Her goal quickly became the family goal.
“It kind of became a whole family effort,” she said. “My husband and my kids, we all sacrificed a lot to make my goals happen. ... I tried not to let it interfere with their lives, but they’ve all been supportive. It’s a bit of a juggling act.”
Blackham ran in the 2016 trials, which were in Los Angeles in unseasonably warm conditions.
“I went into that race in the best shape of my life, and I felt like I was going to run a PR,” she said of hoping for a personal record. “I ran what I felt was a very sub-par race. I loved the experience of being part of the trials. But I left feeling very disappointed that I wasn’t able to perform the race that I had trained to run because of the heat.”

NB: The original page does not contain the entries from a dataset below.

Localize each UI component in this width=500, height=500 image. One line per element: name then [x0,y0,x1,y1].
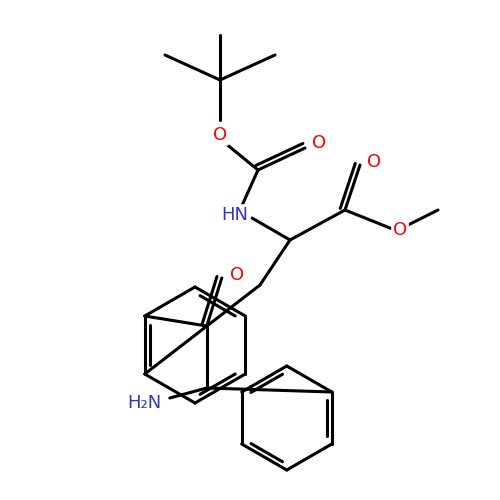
Text: O: O [393,221,407,239]
Text: O: O [213,126,227,144]
Text: O: O [367,153,381,171]
Text: O: O [230,266,244,284]
Text: HN: HN [222,206,248,224]
Text: O: O [312,134,326,152]
Text: H₂N: H₂N [128,394,162,412]
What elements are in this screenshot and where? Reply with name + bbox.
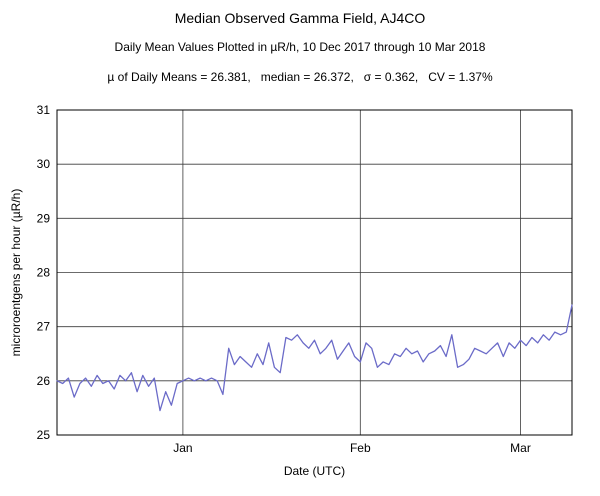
y-tick-label: 29 — [37, 211, 51, 225]
daily-mean-series — [56, 304, 573, 412]
chart-stats-line: µ of Daily Means = 26.381, median = 26.3… — [107, 70, 493, 84]
y-tick-label: 28 — [37, 266, 51, 280]
y-tick-label: 30 — [37, 157, 51, 171]
x-tick-label: Jan — [173, 441, 192, 455]
chart-subtitle: Daily Mean Values Plotted in µR/h, 10 De… — [114, 40, 486, 54]
x-axis-label: Date (UTC) — [284, 464, 345, 478]
x-tick-label: Feb — [350, 441, 371, 455]
y-tick-label: 25 — [37, 428, 51, 442]
y-tick-label: 27 — [37, 320, 51, 334]
x-tick-label: Mar — [510, 441, 531, 455]
y-axis-label: microroentgens per hour (µR/h) — [9, 189, 23, 357]
y-tick-label: 26 — [37, 374, 51, 388]
y-tick-label: 31 — [37, 103, 51, 117]
plot-frame — [56, 109, 573, 436]
page-title: Median Observed Gamma Field, AJ4CO — [174, 10, 426, 26]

She was 38 at the time, and once again, she thought a door had closed.
“I figured it was a once-in-a-lifetime opportunity,” Blackham said. “I was pretty disappointed that it turned out the way it did.”
Then officials changed the qualifying standard to 2 hours and 45 minutes. That gave her all the encouragement she needed. She qualified in Chicago, and will now head to Atlanta with her family to “have the race I hoped to have four years ago.”
“It’s a hilly course,” she said. “It’s going to be challenging. But I’m hoping to break 2:45. I’m hoping for that PR.”
She said the number of runners has more than doubled (from 200 to 500), but she’s just happy to be part of the field.
“I feel like a lot of the excitement comes from the hundreds of runners who don’t make the Olympic team,” she said. “For a lot of us, the trials are our Olympic Games. Just to be included in it, just trying to show you belong in that high-quality race. It’s incredible to rub shoulders with the top athletes in the world, and know you’re a part of that.”